The Food and Agriculture Organization of the UN (FAO) has released two publications focused on boosting agriculture’s contribution to the achievement of the Paris Agreement on climate change. The Organization launched the resources in conjunction with the UN Climate Change Conference in Bonn, Germany.
Leading up to the UN Climate Change Conference (COP 23), FAO Director-General José Graziano da Silva noted the importance of addressing both agriculture’s emissions as well as the worldwide impacts that climate change will have on food security and nutrition. He called for integrating climate change mitigation and adaptation across the entire food system. With regard to agriculture, da Silva said, “much more needs to be done to reduce these emissions and to simultaneously improve yields and build resilience.”
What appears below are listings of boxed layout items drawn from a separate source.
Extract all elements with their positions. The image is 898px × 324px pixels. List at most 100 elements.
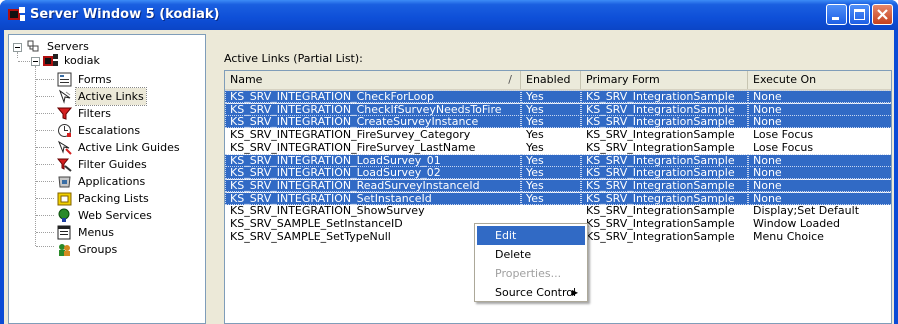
tree-label-active-links: Active Links xyxy=(75,87,147,106)
cell-name: KS_SRV_INTEGRATION_CreateSurveyInstance xyxy=(225,115,521,129)
column-header-name[interactable]: Name / xyxy=(225,71,521,89)
table-row[interactable]: KS_SRV_INTEGRATION_ShowSurvey KS_SRV_Inte… xyxy=(225,204,891,218)
server-window: Server Window 5 (kodiak) Servers kodiak … xyxy=(0,0,898,324)
cell-name: KS_SRV_INTEGRATION_FireSurvey_LastName xyxy=(230,140,476,154)
cell-name: KS_SRV_INTEGRATION_LoadSurvey_02 xyxy=(225,166,521,180)
table-row[interactable]: KS_SRV_INTEGRATION_FireSurvey_LastName Ye… xyxy=(225,140,891,154)
cell-primary-form: KS_SRV_IntegrationSample xyxy=(581,102,748,116)
table-row[interactable]: KS_SRV_INTEGRATION_CreateSurveyInstance Y… xyxy=(225,115,891,129)
table-row[interactable]: KS_SRV_INTEGRATION_CheckIfSurveyNeedsToF… xyxy=(225,102,891,116)
table-row[interactable]: KS_SRV_INTEGRATION_CheckForLoop Yes KS_SRV… xyxy=(225,90,891,103)
menu-item-source-control[interactable]: Source Control ▶ xyxy=(477,283,585,302)
tree-label-filter-guides: Filter Guides xyxy=(78,158,147,171)
tree-label-applications: Applications xyxy=(78,175,146,188)
menu-item-edit-label: Edit xyxy=(495,229,517,242)
active-link-guide-icon xyxy=(57,140,72,155)
cell-enabled: Yes xyxy=(521,115,581,129)
cell-name: KS_SRV_INTEGRATION_ShowSurvey xyxy=(230,204,425,218)
column-header-enabled[interactable]: Enabled xyxy=(521,71,581,89)
table-row[interactable]: KS_SRV_INTEGRATION_SetInstanceId Yes KS_SR… xyxy=(225,191,891,205)
maximize-button[interactable] xyxy=(849,4,870,25)
menu-item-delete-label: Delete xyxy=(495,248,532,261)
cell-enabled: Yes xyxy=(521,153,581,167)
submenu-arrow-icon: ▶ xyxy=(571,288,578,297)
menu-item-properties: Properties... xyxy=(477,264,585,283)
servers-icon xyxy=(27,40,39,52)
maximize-icon xyxy=(854,9,865,20)
cell-primary-form: KS_SRV_IntegrationSample xyxy=(581,153,748,167)
cell-primary-form: KS_SRV_IntegrationSample xyxy=(586,128,735,142)
cell-name: KS_SRV_INTEGRATION_LoadSurvey_01 xyxy=(225,153,521,167)
cell-execute-on: None xyxy=(748,178,891,192)
group-icon xyxy=(59,244,70,256)
minimize-button[interactable] xyxy=(826,4,847,25)
tree-label-kodiak: kodiak xyxy=(64,54,100,67)
tree-label-groups: Groups xyxy=(78,243,118,256)
server-window-icon xyxy=(8,7,25,21)
collapse-servers-toggle[interactable] xyxy=(13,43,22,52)
cell-execute-on: Menu Choice xyxy=(753,229,824,243)
cell-primary-form: KS_SRV_IntegrationSample xyxy=(581,178,748,192)
menu-item-source-control-label: Source Control xyxy=(495,286,577,299)
pane-splitter[interactable] xyxy=(207,30,213,324)
cell-primary-form: KS_SRV_IntegrationSample xyxy=(581,191,748,205)
cell-primary-form: KS_SRV_IntegrationSample xyxy=(586,140,735,154)
cell-enabled: Yes xyxy=(526,140,544,154)
server-icon xyxy=(43,54,58,66)
tree-label-menus: Menus xyxy=(78,226,114,239)
menu-item-delete[interactable]: Delete xyxy=(477,245,585,264)
cell-enabled: Yes xyxy=(521,102,581,116)
table-row[interactable]: KS_SRV_INTEGRATION_FireSurvey_Category Ye… xyxy=(225,128,891,142)
cell-execute-on: None xyxy=(748,102,891,116)
cell-name: KS_SRV_INTEGRATION_ReadSurveyInstanceId xyxy=(225,178,521,192)
application-icon xyxy=(58,176,71,188)
context-menu: Edit Delete Properties... Source Control… xyxy=(474,223,588,302)
form-icon xyxy=(57,72,72,87)
filter-icon xyxy=(57,107,72,120)
tree-label-forms: Forms xyxy=(78,73,112,86)
cell-execute-on: None xyxy=(748,191,891,205)
column-header-primary-form[interactable]: Primary Form xyxy=(581,71,748,89)
close-icon xyxy=(877,9,888,20)
table-row[interactable]: KS_SRV_INTEGRATION_ReadSurveyInstanceId Y… xyxy=(225,178,891,192)
cell-enabled: Yes xyxy=(521,191,581,205)
column-header-name-label: Name xyxy=(230,73,263,86)
cell-enabled: Yes xyxy=(521,166,581,180)
cell-primary-form: KS_SRV_IntegrationSample xyxy=(581,90,748,103)
cell-execute-on: None xyxy=(748,115,891,129)
close-button[interactable] xyxy=(872,4,893,25)
active-link-icon xyxy=(58,89,71,104)
cell-execute-on: Display;Set Default xyxy=(753,204,860,218)
cell-name: KS_SRV_INTEGRATION_CheckForLoop xyxy=(225,90,521,103)
escalation-icon xyxy=(58,124,71,137)
cell-primary-form: KS_SRV_IntegrationSample xyxy=(581,166,748,180)
cell-enabled: Yes xyxy=(521,178,581,192)
cell-execute-on: None xyxy=(748,90,891,103)
cell-primary-form: KS_SRV_IntegrationSample xyxy=(586,229,735,243)
tree-label-active-link-guides: Active Link Guides xyxy=(78,141,180,154)
tree-label-filters: Filters xyxy=(78,107,111,120)
cell-name: KS_SRV_INTEGRATION_CheckIfSurveyNeedsToF… xyxy=(225,102,521,116)
cell-primary-form: KS_SRV_IntegrationSample xyxy=(581,115,748,129)
column-header-execute-on[interactable]: Execute On xyxy=(748,71,891,89)
table-row[interactable]: KS_SRV_INTEGRATION_LoadSurvey_02 Yes KS_SR… xyxy=(225,166,891,180)
web-service-icon xyxy=(58,208,70,222)
menu-item-properties-label: Properties... xyxy=(495,267,562,280)
cell-primary-form: KS_SRV_IntegrationSample xyxy=(586,217,735,230)
filter-guide-icon xyxy=(57,158,72,172)
list-caption: Active Links (Partial List): xyxy=(224,52,363,65)
menu-item-edit[interactable]: Edit xyxy=(477,226,585,245)
cell-execute-on: None xyxy=(748,153,891,167)
minimize-icon xyxy=(832,17,839,20)
cell-primary-form: KS_SRV_IntegrationSample xyxy=(586,204,735,218)
cell-execute-on: None xyxy=(748,166,891,180)
title-bar[interactable]: Server Window 5 (kodiak) xyxy=(0,0,898,30)
table-row[interactable]: KS_SRV_INTEGRATION_LoadSurvey_01 Yes KS_SR… xyxy=(225,153,891,167)
server-tree[interactable]: Servers kodiak Forms Active Links Filter… xyxy=(8,34,206,324)
collapse-kodiak-toggle[interactable] xyxy=(31,57,40,66)
tree-label-escalations: Escalations xyxy=(78,124,141,137)
cell-name: KS_SRV_INTEGRATION_SetInstanceId xyxy=(225,191,521,205)
window-client: Servers kodiak Forms Active Links Filter… xyxy=(4,30,894,324)
tree-label-web-services: Web Services xyxy=(78,209,152,222)
menu-icon xyxy=(57,225,71,240)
To help meet these needs, on the occasion of the climate summit’s ‘Agriculture Action Day,’ FAO launched a resource titled, ‘Climate-Smart Agriculture Sourcebook.’ A second edition, the online sourcebook provides information on how to make agriculture more sustainable and productive while also reducing its climate impacts. According to FAO, the second edition adds new modules addressing climate change adaptation and mitigation, integrated production systems, knowledge-support systems for rural producers, the role of gender, and how to improve implementation.
FAO also launched a report titled, ‘Tracking adaptation in agriculture sectors: Climate change adaptation indicators.’ The publication presents a “framework and methodology for Tracking Adaptation in Agricultural Sectors (TAAS) at the national level.” Looking at adaptation processes across agricultural sub-sectors, the document analyzes the interrelationships between four categories of indicators: natural resources and ecosystems; agricultural production systems; socio-economics; and institutional and policy systems that drive adaptation processes and outcomes.
On outcomes related to agriculture from COP 23, including the COP’s decision on agriculture, da Silva noted that, “it will help create an enabling environment for countries and non-state actors to conduct activities in the agricultural sectors that are key to achieve the objectives of the Paris Agreement.”
The COP decision invites parties to submit, to UNFCCC subsidiary bodies, information on, inter alia: soil carbon, soil health and soil fertility under grassland and cropland as well as integrated systems, including water management; improved nutrient use and manure management towards sustainable and resilient agricultural systems; improved livestock management systems; and the socioeconomic and food security dimensions of climate change in the agricultural sector.